La Suprema Corte de Justicia de la Nación (SCJN) declaró inconstitucional la exigencia de autorización previa para la realización de protestas públicas en Sonora, al considerar que vulnera el derecho humano a la protesta social pacífica y genera un efecto inhibitorio en la vida democrática.

Por unanimidad de votos, el Pleno del máximo tribunal aprobó el proyecto del ministro Irving Espinosa Betanzo, mediante el cual se invalidó una porción del artículo 109 de la Ley de Movilidad y Seguridad Vial del Estado de Sonora, reformada por el Congreso local en enero de 2024.

Durante la sesión, el ministro ponente sostuvo que el requisito de autorización previa es inconstitucional al tratarse de una norma vaga, que permite una amplia discrecionalidad por parte de la autoridad y funciona como un mecanismo de control previo incompatible con el ejercicio del derecho a la protesta.

“El requisito de autorización previa previsto en el artículo 109 es inconstitucional; la norma es vaga, habilita discrecionalidad amplia y funciona como un mecanismo de control previo incompatible con la protesta, por lo que no supera el escrutinio más estricto”, expuso Espinosa Betanzo, al señalar que dicha disposición debía ser expulsada del orden jurídico.

El análisis del caso derivó de una acción de inconstitucionalidad promovida por la Comisión Nacional de los Derechos Humanos (CNDH) en contra de los artículos 109 y 110 de la referida ley.
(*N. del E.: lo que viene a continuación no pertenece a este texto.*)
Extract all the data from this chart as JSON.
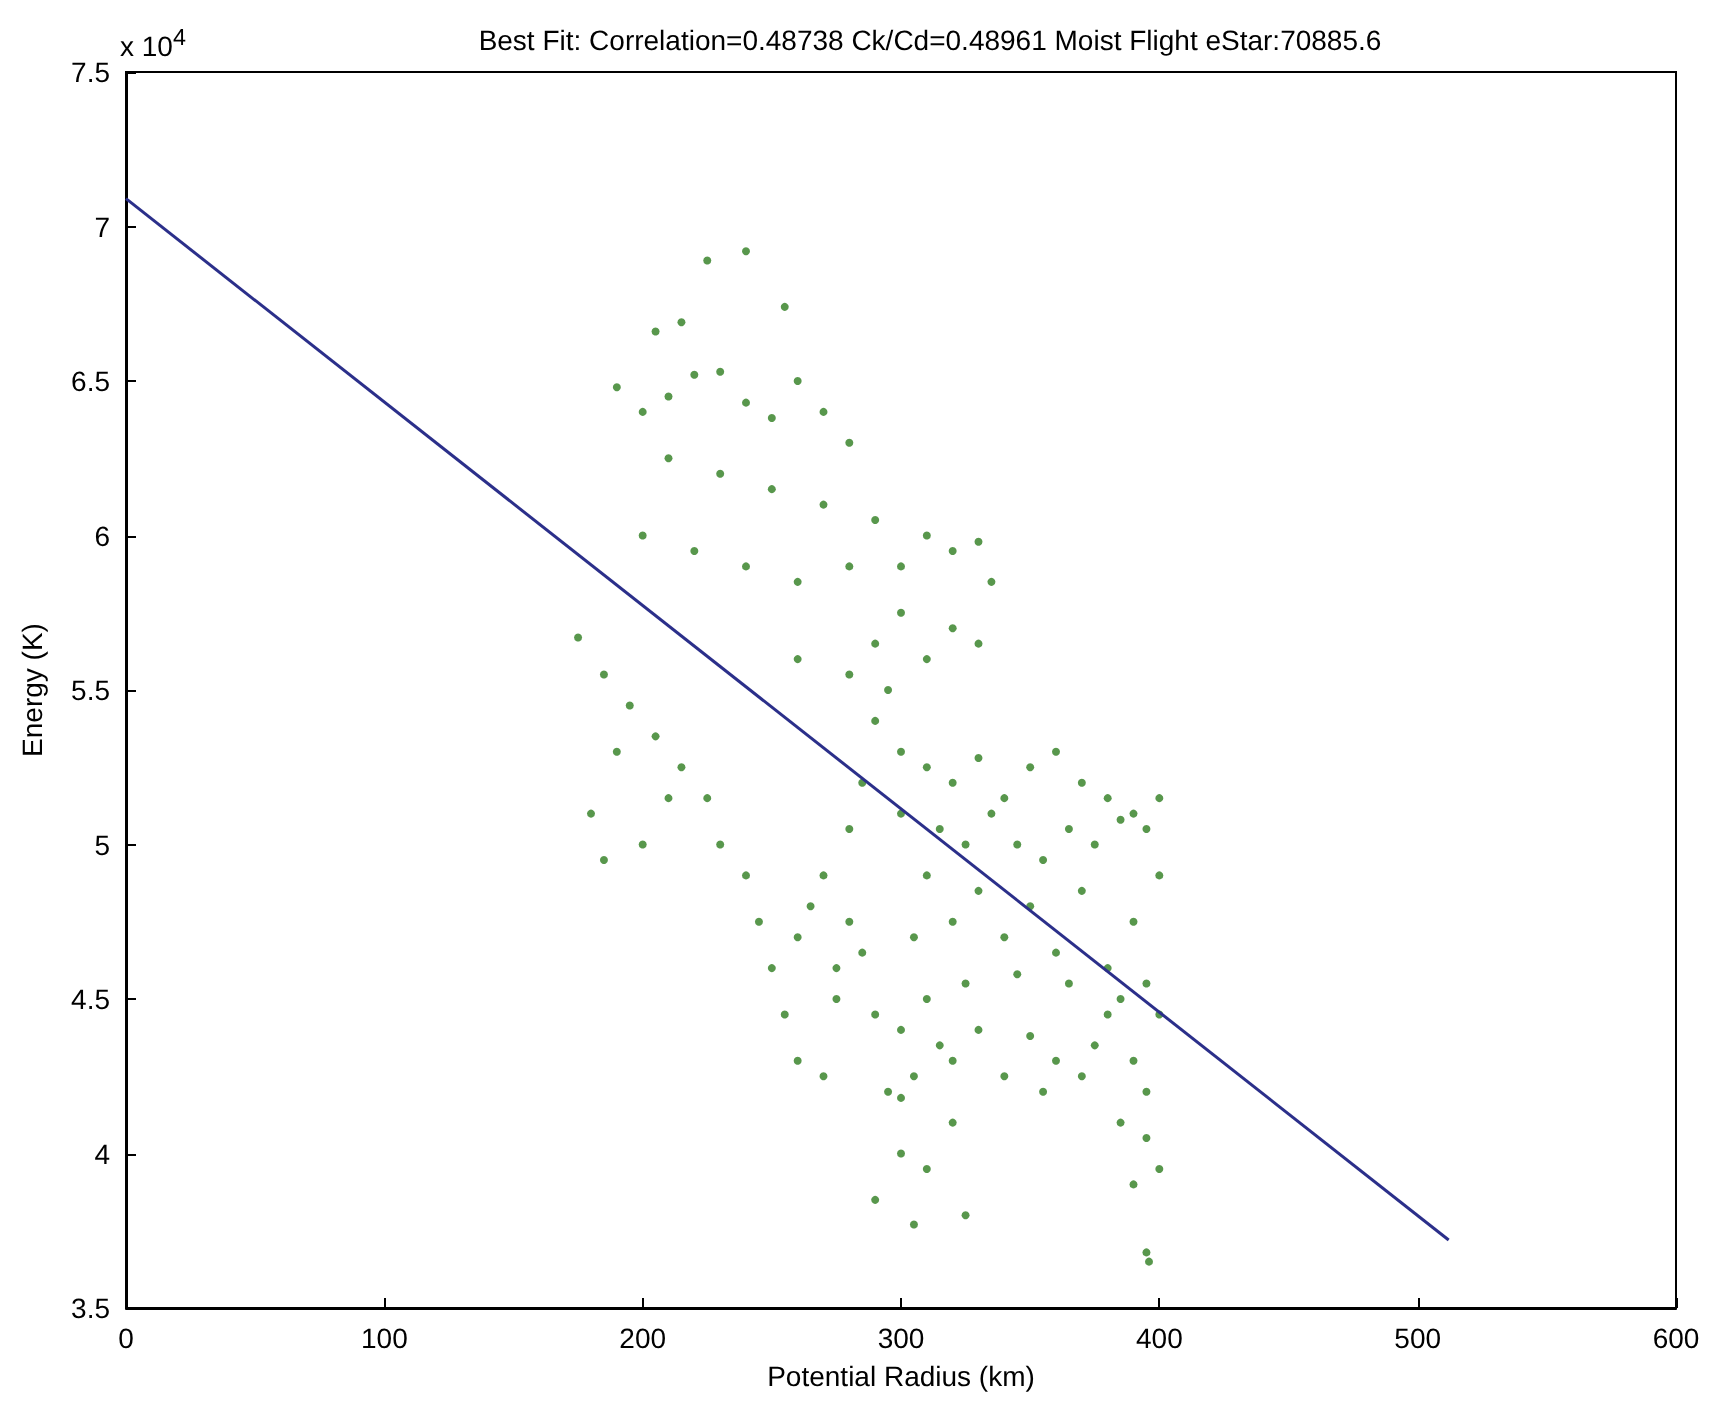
{
  "chart_data": {
    "type": "scatter",
    "title": "Best Fit: Correlation=0.48738 Ck/Cd=0.48961 Moist Flight eStar:70885.6",
    "xlabel": "Potential Radius (km)",
    "ylabel": "Energy (K)",
    "annotations": [
      "x 10$^{4}$"
    ],
    "xlim": [
      0,
      600
    ],
    "xticks": [
      0,
      100,
      200,
      300,
      400,
      500,
      600
    ],
    "ylim": [
      3.5,
      7.5
    ],
    "yticks": [
      3.5,
      4,
      4.5,
      5,
      5.5,
      6,
      6.5,
      7,
      7.5
    ],
    "grid": false,
    "marker": "circle",
    "series": [
      {
        "color": "#2e7d1f",
        "x": [
          225,
          240,
          255,
          205,
          215,
          190,
          200,
          210,
          220,
          230,
          240,
          250,
          260,
          270,
          280,
          210,
          230,
          250,
          270,
          290,
          200,
          220,
          240,
          260,
          280,
          300,
          310,
          320,
          330,
          335,
          300,
          290,
          280,
          310,
          320,
          330,
          260,
          175,
          185,
          195,
          205,
          215,
          225,
          190,
          180,
          185,
          200,
          210,
          230,
          240,
          245,
          250,
          255,
          260,
          270,
          275,
          280,
          285,
          290,
          295,
          300,
          290,
          305,
          310,
          320,
          325,
          300,
          290,
          300,
          310,
          320,
          330,
          340,
          350,
          360,
          370,
          380,
          390,
          400,
          300,
          315,
          325,
          335,
          345,
          355,
          365,
          375,
          385,
          395,
          310,
          330,
          350,
          370,
          390,
          400,
          305,
          320,
          340,
          360,
          380,
          395,
          310,
          325,
          345,
          365,
          385,
          400,
          300,
          315,
          330,
          350,
          360,
          375,
          390,
          305,
          340,
          355,
          370,
          395,
          320,
          380,
          385,
          395,
          400,
          390,
          395,
          396,
          285,
          295,
          260,
          270,
          280,
          275,
          265
        ],
        "values": [
          6.89,
          6.92,
          6.74,
          6.66,
          6.69,
          6.48,
          6.4,
          6.45,
          6.52,
          6.53,
          6.43,
          6.38,
          6.5,
          6.4,
          6.3,
          6.25,
          6.2,
          6.15,
          6.1,
          6.05,
          6,
          5.95,
          5.9,
          5.85,
          5.9,
          5.9,
          6,
          5.95,
          5.98,
          5.85,
          5.75,
          5.65,
          5.55,
          5.6,
          5.7,
          5.65,
          5.6,
          5.67,
          5.55,
          5.45,
          5.35,
          5.25,
          5.15,
          5.3,
          5.1,
          4.95,
          5,
          5.15,
          5,
          4.9,
          4.75,
          4.6,
          4.45,
          4.3,
          4.25,
          4.5,
          4.75,
          4.65,
          4.45,
          4.2,
          4,
          3.85,
          3.77,
          3.95,
          4.1,
          3.8,
          4.18,
          5.4,
          5.3,
          5.25,
          5.2,
          5.28,
          5.15,
          5.25,
          5.3,
          5.2,
          5.15,
          5.1,
          5.15,
          5.1,
          5.05,
          5,
          5.1,
          5,
          4.95,
          5.05,
          5,
          5.08,
          5.05,
          4.9,
          4.85,
          4.8,
          4.85,
          4.75,
          4.9,
          4.7,
          4.75,
          4.7,
          4.65,
          4.6,
          4.55,
          4.5,
          4.55,
          4.58,
          4.55,
          4.5,
          4.45,
          4.4,
          4.35,
          4.4,
          4.38,
          4.3,
          4.35,
          4.3,
          4.25,
          4.25,
          4.2,
          4.25,
          4.2,
          4.3,
          4.45,
          4.1,
          4.05,
          3.95,
          3.9,
          3.68,
          3.65,
          5.2,
          5.5,
          4.7,
          4.9,
          5.05,
          4.6,
          4.8
        ]
      },
      {
        "type": "line",
        "color": "#2b2f8a",
        "marker": "none",
        "x": [
          0,
          512
        ],
        "values": [
          7.09,
          3.72
        ]
      }
    ]
  }
}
Si bien la Corte invalidó el artículo 109, el Pleno decidió mantener vigente el artículo 110, el cual establece un aviso previo de 72 horas para la realización de manifestaciones, con excepciones en casos que impliquen delitos o infracciones administrativas. No obstante, el tribunal realizó una interpretación conforme para precisar que dicho aviso debe entenderse únicamente como una medida de carácter logístico y de protección, y no como un permiso obligatorio para ejercer el derecho a la protesta.

En este punto, el ministro presidente Hugo Aguilar Ortiz y la ministra Lenia Batres Guadarrama votaron en contra de la validez del artículo 110, al advertir que implica un riesgo de censura y una restricción indebida al derecho de protesta.

Batres Guadarrama argumentó que la disposición carece de eficacia jurídica y deja al arbitrio de la autoridad administrativa la posibilidad de prejuzgar si una manifestación podría implicar la comisión de un delito o una falta administrativa, lo que limita injustificadamente la libertad de expresión y el derecho a la protesta.